In a significant step to shore up the Dominican Republic’s national digital and strategic security, the Dominican Institute of Telecommunications (Indotel) and the nation’s Ministry of Defense have formalized a wide-ranging cooperation agreement focused on upgrading core telecommunications infrastructure, enhancing cyber defense capabilities, and modernizing national strategic security systems.
The binding agreement was officially signed by Guido Gómez Mazara, president of the Indotel Board of Directors, and Carlos Fernández Onofre, the Dominican Republic’s Minister of Defense, during a formal ceremony in Santo Domingo. Under the terms of the new partnership, the two government bodies will collaborate across multiple critical domains, including advancing radio spectrum monitoring protocols, streamlining national frequency management practices, rolling out more robust proactive interference prevention measures, and coordinating unified responses to growing cyber and technology-based threats targeting the nation.

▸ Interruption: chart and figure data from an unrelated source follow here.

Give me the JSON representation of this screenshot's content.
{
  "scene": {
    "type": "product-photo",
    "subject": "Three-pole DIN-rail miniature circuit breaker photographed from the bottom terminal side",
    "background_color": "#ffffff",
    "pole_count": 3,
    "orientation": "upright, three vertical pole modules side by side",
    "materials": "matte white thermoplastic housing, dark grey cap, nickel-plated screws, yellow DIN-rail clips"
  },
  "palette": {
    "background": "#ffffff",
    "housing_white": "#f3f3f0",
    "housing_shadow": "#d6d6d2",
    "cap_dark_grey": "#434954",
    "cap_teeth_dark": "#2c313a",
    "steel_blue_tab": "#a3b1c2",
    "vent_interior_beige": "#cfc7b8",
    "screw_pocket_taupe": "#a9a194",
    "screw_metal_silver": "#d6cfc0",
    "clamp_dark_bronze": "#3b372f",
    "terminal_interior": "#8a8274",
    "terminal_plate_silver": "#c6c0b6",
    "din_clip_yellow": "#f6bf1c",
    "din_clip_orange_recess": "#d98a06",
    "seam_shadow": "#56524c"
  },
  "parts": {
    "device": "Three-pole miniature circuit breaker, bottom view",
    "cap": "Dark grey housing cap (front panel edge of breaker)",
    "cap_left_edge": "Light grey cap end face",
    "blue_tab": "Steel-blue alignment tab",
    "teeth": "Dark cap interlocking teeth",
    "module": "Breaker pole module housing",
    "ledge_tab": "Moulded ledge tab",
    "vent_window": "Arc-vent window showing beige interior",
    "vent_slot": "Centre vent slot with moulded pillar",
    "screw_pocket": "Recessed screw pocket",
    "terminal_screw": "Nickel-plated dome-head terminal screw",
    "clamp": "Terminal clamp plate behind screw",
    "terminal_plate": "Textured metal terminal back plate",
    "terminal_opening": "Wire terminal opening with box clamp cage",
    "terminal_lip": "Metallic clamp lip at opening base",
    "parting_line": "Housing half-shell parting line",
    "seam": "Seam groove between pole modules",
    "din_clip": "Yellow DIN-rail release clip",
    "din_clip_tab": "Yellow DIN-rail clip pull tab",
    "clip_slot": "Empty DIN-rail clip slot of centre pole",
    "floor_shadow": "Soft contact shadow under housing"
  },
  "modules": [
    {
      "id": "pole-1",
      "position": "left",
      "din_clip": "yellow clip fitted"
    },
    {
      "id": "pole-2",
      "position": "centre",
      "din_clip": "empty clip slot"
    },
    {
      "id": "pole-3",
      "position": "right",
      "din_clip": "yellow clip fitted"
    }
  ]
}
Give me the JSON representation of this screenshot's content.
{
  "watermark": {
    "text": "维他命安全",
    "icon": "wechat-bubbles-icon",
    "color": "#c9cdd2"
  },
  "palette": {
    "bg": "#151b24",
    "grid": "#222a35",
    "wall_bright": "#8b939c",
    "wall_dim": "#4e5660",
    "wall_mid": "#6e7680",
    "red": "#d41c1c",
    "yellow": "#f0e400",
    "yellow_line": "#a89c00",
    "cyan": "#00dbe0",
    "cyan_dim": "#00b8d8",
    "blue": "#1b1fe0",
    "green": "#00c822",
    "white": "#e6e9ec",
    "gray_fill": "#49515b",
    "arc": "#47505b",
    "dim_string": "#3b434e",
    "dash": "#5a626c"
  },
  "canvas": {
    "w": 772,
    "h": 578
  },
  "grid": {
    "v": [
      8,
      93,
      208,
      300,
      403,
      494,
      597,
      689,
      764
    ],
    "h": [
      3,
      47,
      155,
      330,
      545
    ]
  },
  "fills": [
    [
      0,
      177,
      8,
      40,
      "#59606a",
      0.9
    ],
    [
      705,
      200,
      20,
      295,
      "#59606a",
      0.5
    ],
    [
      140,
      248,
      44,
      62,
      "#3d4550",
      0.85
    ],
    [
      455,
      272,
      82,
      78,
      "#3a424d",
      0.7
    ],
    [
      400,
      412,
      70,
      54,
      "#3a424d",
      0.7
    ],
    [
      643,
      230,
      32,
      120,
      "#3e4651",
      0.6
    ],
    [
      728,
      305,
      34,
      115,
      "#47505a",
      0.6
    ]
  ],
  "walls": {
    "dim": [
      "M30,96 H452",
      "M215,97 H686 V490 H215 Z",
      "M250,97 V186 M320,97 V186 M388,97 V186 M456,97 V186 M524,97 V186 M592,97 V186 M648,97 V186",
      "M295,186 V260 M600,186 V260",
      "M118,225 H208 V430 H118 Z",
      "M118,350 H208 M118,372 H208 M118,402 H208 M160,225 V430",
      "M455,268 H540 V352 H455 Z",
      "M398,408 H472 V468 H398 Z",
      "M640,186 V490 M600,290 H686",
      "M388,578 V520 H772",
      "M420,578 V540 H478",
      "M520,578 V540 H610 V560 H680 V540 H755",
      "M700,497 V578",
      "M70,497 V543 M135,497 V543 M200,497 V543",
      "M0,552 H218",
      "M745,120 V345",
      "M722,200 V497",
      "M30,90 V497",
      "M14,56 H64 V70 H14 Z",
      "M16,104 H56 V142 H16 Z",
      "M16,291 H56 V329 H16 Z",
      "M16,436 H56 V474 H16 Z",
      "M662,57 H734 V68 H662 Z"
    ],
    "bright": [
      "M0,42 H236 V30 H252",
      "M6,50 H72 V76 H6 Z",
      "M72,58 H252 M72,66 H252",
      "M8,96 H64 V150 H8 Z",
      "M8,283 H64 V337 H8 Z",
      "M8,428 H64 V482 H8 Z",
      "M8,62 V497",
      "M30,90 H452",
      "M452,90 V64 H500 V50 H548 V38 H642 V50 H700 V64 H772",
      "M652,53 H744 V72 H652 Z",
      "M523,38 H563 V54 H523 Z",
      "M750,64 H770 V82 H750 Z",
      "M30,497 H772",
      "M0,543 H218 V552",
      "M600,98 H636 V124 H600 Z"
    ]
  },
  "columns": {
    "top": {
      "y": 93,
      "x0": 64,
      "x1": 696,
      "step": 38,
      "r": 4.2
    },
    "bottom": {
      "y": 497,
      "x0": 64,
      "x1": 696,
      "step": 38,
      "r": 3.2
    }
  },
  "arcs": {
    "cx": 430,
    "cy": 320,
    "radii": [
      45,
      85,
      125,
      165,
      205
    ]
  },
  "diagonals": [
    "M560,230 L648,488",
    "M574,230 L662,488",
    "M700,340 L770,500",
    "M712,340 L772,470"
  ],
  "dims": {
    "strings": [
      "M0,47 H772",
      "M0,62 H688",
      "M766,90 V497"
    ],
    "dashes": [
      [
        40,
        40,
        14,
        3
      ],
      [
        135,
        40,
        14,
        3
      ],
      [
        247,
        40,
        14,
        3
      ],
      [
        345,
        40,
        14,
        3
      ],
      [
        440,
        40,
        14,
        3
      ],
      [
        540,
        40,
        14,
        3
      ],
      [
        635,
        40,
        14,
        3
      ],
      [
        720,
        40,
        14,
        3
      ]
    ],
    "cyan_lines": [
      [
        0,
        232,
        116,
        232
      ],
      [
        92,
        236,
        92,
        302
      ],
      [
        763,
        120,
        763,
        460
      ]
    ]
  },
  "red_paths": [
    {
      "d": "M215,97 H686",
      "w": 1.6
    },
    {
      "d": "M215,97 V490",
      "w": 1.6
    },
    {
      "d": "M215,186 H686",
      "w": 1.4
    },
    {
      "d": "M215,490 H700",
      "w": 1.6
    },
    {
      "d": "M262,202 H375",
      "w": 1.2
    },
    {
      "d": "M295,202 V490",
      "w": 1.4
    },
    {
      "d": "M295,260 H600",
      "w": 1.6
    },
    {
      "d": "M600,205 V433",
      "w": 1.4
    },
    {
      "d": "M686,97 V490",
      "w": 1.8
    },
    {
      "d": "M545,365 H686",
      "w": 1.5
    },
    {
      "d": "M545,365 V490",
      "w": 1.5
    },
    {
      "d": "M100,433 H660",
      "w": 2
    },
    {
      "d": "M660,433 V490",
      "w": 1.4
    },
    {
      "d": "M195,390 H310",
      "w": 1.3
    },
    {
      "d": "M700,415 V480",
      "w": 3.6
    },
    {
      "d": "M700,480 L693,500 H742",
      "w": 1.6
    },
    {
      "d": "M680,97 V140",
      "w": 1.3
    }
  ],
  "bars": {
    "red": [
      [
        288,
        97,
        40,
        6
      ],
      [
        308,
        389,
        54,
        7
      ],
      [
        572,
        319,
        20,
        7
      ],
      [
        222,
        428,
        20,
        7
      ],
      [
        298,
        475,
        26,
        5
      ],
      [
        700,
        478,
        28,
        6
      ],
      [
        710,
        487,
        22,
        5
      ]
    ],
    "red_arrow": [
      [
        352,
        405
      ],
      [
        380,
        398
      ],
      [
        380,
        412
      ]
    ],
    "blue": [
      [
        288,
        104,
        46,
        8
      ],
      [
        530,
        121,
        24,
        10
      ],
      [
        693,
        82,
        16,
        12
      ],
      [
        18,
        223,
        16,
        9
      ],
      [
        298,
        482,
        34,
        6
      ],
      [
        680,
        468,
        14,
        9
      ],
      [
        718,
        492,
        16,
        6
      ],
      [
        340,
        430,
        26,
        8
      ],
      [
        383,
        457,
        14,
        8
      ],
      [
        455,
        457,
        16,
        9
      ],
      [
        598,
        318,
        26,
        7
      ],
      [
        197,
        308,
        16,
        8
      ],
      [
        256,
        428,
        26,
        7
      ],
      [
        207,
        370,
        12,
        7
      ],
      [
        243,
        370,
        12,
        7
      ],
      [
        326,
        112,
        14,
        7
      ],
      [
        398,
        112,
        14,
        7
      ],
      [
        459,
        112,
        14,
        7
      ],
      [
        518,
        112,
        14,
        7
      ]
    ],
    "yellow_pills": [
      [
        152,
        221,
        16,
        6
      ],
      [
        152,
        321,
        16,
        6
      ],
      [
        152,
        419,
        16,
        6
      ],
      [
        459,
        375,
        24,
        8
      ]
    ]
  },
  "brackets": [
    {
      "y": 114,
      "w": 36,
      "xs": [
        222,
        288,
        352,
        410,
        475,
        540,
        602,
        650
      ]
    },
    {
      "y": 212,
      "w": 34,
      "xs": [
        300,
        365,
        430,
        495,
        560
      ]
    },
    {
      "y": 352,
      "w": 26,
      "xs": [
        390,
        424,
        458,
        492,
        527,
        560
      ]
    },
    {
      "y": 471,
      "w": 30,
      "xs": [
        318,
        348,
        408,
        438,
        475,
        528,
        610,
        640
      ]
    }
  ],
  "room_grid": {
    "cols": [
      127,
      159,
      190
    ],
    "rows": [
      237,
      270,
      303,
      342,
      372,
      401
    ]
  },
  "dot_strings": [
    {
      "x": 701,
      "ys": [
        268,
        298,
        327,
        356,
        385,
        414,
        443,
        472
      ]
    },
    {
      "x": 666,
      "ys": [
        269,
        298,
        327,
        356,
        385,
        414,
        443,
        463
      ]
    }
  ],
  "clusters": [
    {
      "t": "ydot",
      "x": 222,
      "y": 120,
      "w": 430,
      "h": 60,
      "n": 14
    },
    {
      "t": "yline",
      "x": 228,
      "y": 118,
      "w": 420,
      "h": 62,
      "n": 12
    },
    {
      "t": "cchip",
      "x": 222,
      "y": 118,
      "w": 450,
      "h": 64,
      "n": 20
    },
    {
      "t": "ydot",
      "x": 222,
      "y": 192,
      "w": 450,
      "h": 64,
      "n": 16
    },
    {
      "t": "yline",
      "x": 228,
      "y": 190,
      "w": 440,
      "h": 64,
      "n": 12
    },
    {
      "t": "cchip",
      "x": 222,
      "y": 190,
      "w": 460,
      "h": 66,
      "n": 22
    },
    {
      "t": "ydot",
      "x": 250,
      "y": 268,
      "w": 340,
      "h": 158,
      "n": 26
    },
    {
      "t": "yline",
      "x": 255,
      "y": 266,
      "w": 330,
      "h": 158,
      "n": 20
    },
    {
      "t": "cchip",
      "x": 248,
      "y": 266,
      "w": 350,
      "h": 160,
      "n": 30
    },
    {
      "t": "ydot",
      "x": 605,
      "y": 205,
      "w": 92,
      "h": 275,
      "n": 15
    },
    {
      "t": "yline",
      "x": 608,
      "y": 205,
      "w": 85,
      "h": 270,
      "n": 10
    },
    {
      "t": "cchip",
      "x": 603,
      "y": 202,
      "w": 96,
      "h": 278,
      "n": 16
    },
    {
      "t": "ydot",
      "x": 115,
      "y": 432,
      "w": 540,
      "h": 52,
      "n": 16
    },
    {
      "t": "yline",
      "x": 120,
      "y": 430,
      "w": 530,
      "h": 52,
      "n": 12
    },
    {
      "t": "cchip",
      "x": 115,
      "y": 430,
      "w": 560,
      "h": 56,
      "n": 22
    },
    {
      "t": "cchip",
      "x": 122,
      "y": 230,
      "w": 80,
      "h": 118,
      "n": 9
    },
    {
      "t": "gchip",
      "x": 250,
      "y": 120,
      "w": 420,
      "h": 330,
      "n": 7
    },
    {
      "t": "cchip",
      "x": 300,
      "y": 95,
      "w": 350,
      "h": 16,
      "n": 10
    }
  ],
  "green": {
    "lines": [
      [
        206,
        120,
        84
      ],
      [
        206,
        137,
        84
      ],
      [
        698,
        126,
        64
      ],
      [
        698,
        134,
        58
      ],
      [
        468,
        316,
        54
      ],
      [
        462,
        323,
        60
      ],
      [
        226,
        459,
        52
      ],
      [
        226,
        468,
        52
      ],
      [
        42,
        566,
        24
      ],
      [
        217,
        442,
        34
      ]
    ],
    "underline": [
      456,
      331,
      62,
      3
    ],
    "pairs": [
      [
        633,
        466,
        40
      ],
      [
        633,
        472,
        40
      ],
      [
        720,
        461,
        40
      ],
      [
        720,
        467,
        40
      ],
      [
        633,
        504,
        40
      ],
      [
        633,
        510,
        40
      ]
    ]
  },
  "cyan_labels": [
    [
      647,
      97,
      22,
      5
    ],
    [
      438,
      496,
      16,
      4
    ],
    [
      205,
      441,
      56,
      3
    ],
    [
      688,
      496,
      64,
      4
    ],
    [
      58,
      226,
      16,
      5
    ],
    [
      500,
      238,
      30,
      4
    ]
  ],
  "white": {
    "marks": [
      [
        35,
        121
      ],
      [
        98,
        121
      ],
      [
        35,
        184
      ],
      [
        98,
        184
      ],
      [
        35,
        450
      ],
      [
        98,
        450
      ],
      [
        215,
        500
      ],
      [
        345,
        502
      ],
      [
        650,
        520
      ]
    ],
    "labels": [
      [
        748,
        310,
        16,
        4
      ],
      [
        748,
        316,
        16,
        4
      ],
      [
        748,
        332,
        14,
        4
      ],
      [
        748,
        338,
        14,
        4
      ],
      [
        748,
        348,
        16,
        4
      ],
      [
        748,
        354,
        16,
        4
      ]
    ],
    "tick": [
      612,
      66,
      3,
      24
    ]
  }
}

A key deliverable of this inter-institutional alliance is the establishment of a new dedicated technical unit whose exclusive mandate will be advancing initiatives in telecommunications security and cyber defense. Beyond this specialized unit, the partners have also laid out plans to launch a Binational Border Monitoring Center, a purpose-built facility designed to detect unauthorized and illegal signal interference along the country’s border, track unauthorized drone activity, and streamline inter-agency coordination to respond quickly to emerging security risks in border regions.
Additional provisions of the agreement outline shared use of existing institutional infrastructure to expand both telecommunications coverage and national surveillance reach across the country. The partnership also includes dedicated support for advancing digital transformation efforts and expanding access to virtual education programs within Dominican military academic institutions. Senior government officials involved in the agreement emphasized that this cross-agency alliance will do more than address immediate security gaps: it will consolidate the Dominican Republic’s technological sovereignty and deliver far-reaching improvements to the protection of the nation’s critical communications infrastructure, which serves as a backbone for all government and commercial activity across the country.